Two patients already had started gender dysphoria therapy. One had been treated with leuprolide acetate for six months. The patient had only two motile sperm three months after stopping the therapy, but at the five-month mark, semen analysis was normal except for low morphology.
“Semen cryopreservation is a feasible method of fertility preservation in AYA (adolescent and young adult) feminizing transgender patients,” authors concluded.
The other patient who already had started therapy had been taking the androgen-lowering medication spironolactone along with estradiol for just over two years and had no motile sperm four months after stopping the therapy. No additional testing could be performed as the patient had surgery for testicle removal.

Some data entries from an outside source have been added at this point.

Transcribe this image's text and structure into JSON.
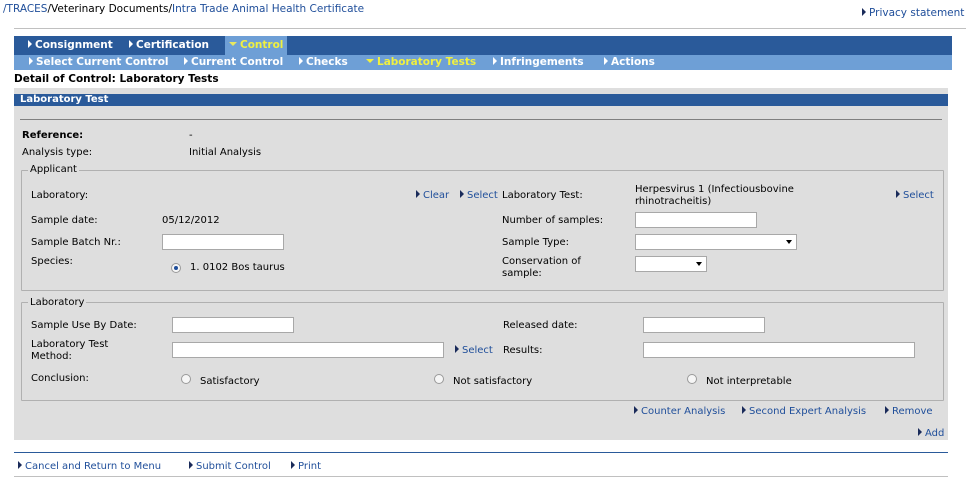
{
  "breadcrumb": {
    "root": "/TRACES",
    "sep1": "/",
    "section": "Veterinary Documents",
    "sep2": "/",
    "page": "Intra Trade Animal Health Certificate"
  },
  "privacy_link": "Privacy statement",
  "menu_primary": [
    {
      "label": "Consignment"
    },
    {
      "label": "Certification"
    },
    {
      "label": "Control"
    }
  ],
  "menu_secondary": [
    {
      "label": "Select Current Control"
    },
    {
      "label": "Current Control"
    },
    {
      "label": "Checks"
    },
    {
      "label": "Laboratory Tests"
    },
    {
      "label": "Infringements"
    },
    {
      "label": "Actions"
    }
  ],
  "detail_title": "Detail of Control: Laboratory Tests",
  "section_title": "Laboratory Test",
  "reference": {
    "label": "Reference:",
    "value": "-"
  },
  "analysis_type": {
    "label": "Analysis type:",
    "value": "Initial Analysis"
  },
  "applicant": {
    "legend": "Applicant",
    "laboratory_label": "Laboratory:",
    "clear_link": "Clear",
    "select_link": "Select",
    "lab_test_label": "Laboratory Test:",
    "lab_test_value_line1": "Herpesvirus 1 (Infectiousbovine",
    "lab_test_value_line2": "rhinotracheitis)",
    "lab_test_select": "Select",
    "sample_date_label": "Sample date:",
    "sample_date_value": "05/12/2012",
    "num_samples_label": "Number of samples:",
    "num_samples_value": "",
    "batch_label": "Sample Batch Nr.:",
    "batch_value": "",
    "sample_type_label": "Sample Type:",
    "sample_type_value": "",
    "species_label": "Species:",
    "species_option": "1. 0102 Bos taurus",
    "conservation_label_line1": "Conservation of",
    "conservation_label_line2": "sample:",
    "conservation_value": ""
  },
  "laboratory": {
    "legend": "Laboratory",
    "use_by_label": "Sample Use By Date:",
    "use_by_value": "",
    "released_label": "Released date:",
    "released_value": "",
    "method_label_line1": "Laboratory Test",
    "method_label_line2": "Method:",
    "method_value": "",
    "method_select": "Select",
    "results_label": "Results:",
    "results_value": "",
    "conclusion_label": "Conclusion:",
    "conclusion_options": [
      "Satisfactory",
      "Not satisfactory",
      "Not interpretable"
    ]
  },
  "analysis_links": {
    "counter": "Counter Analysis",
    "second": "Second Expert Analysis",
    "remove": "Remove",
    "add": "Add"
  },
  "footer_links": {
    "cancel": "Cancel and Return to Menu",
    "submit": "Submit Control",
    "print": "Print"
  },
  "colors": {
    "menu_dark": "#2a5a9a",
    "menu_light": "#6e9fd6",
    "active_text": "#f0f040",
    "link": "#1f4e9a",
    "panel": "#dedede"
  }
}
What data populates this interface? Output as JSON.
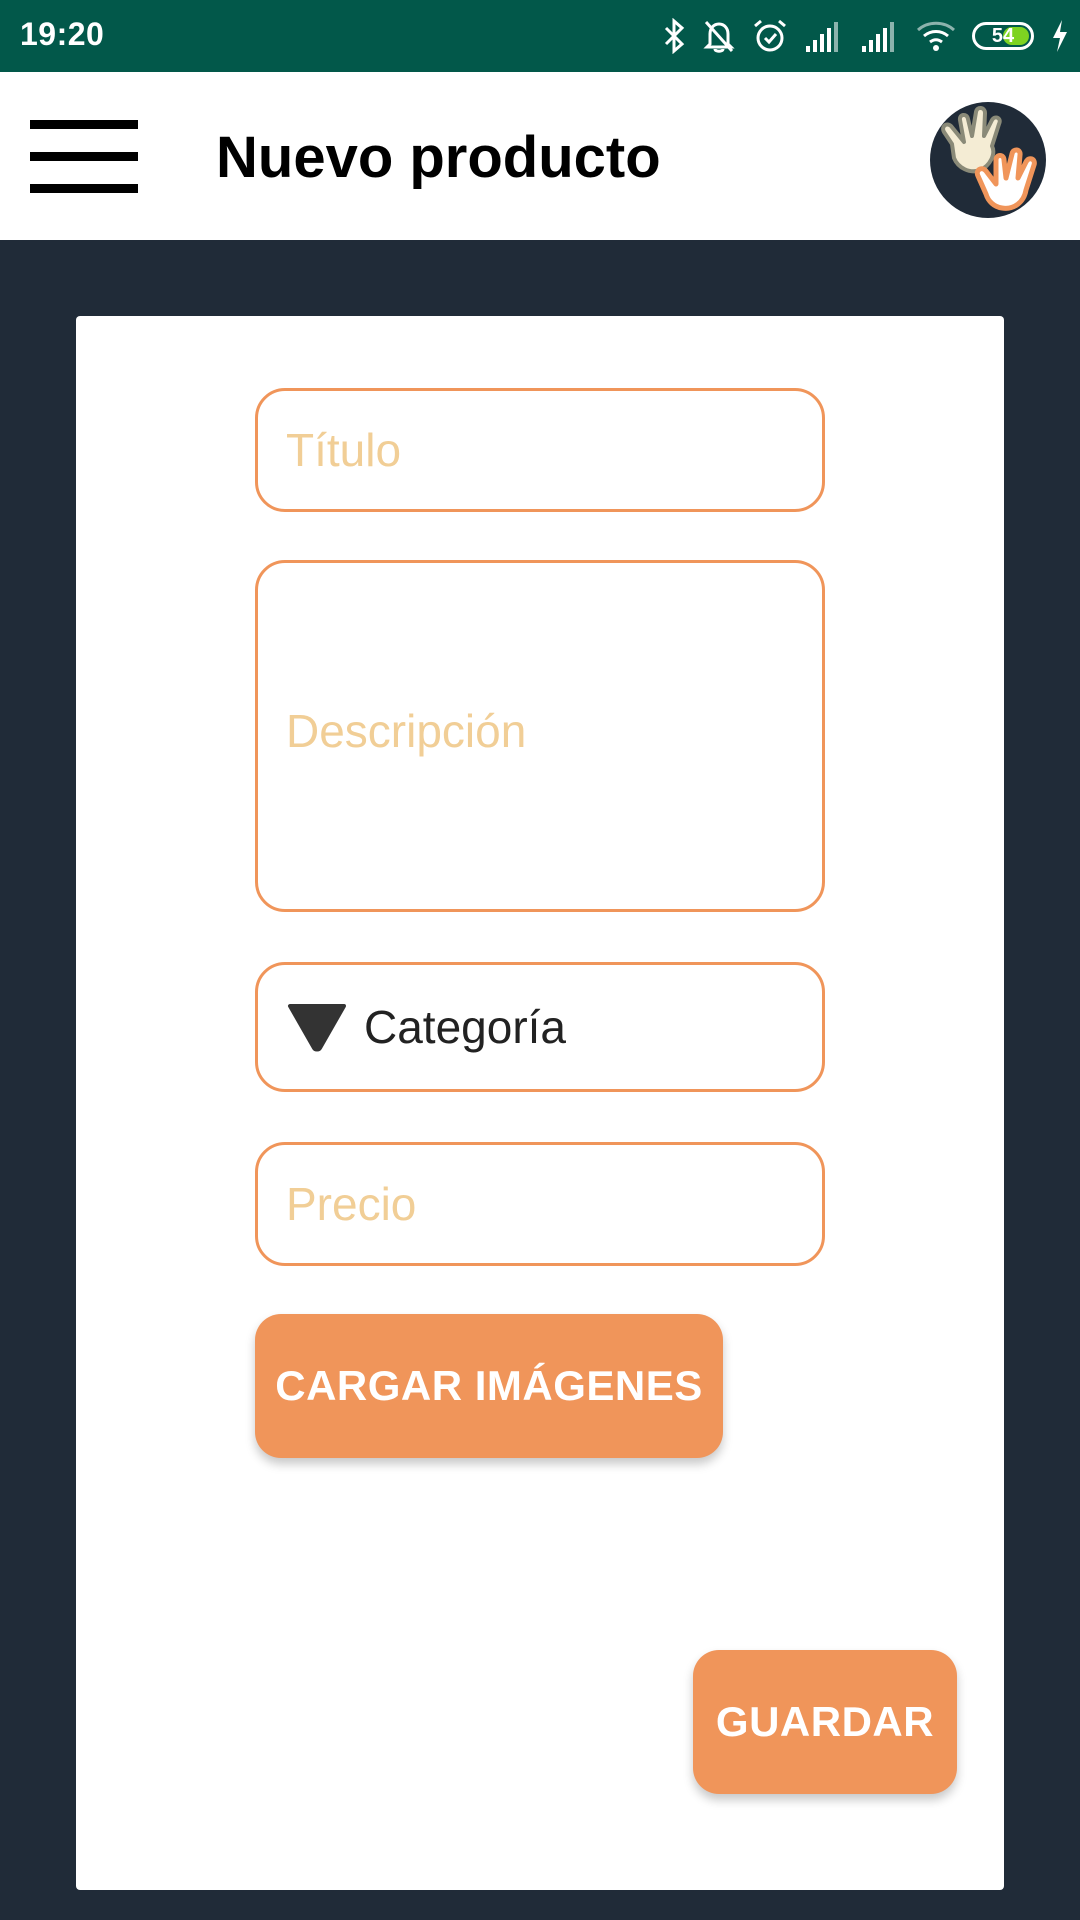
{
  "status_bar": {
    "time": "19:20",
    "battery_level": "54",
    "icons": [
      "bluetooth-icon",
      "notifications-off-icon",
      "alarm-icon",
      "signal-icon",
      "signal-icon",
      "wifi-icon",
      "battery-icon",
      "charging-icon"
    ]
  },
  "app_bar": {
    "title": "Nuevo producto",
    "menu_icon": "hamburger-menu-icon",
    "logo_icon": "hands-logo-icon"
  },
  "form": {
    "title_placeholder": "Título",
    "description_placeholder": "Descripción",
    "category_label": "Categoría",
    "price_placeholder": "Precio",
    "upload_button": "CARGAR IMÁGENES",
    "save_button": "GUARDAR"
  },
  "colors": {
    "status_bar": "#02584a",
    "background": "#202b38",
    "accent": "#f0955a",
    "placeholder": "#f1ce96"
  }
}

Authors called for more study on how long medications would have to be discontinued in order to resume sperm production.
“This information is critical to address as part of a multidisciplinary fertility discussion with youth and their guardians so that an informed decision can be made regarding fertility preservation use,” they wrote.
Jason R. Rafferty, M.D., M.P.H., Ed.M., FAAP, who authored the AAP’s 2018 policy on caring for transgender youths, wrote a commentary on the new study in which he noted barriers to fertility preservation. Not all such patients are counseled on their options, some can’t predict whether they will want biological children and for some, fertility preservation is too expensive.
“Overall, there is a clinical and ethical imperative to better understand and provide access to fertility services for (these patients),” he wrote. “Barnard, et al. pave the way, but more research is critical to characterize the potential for and limitations for fertility preservation.”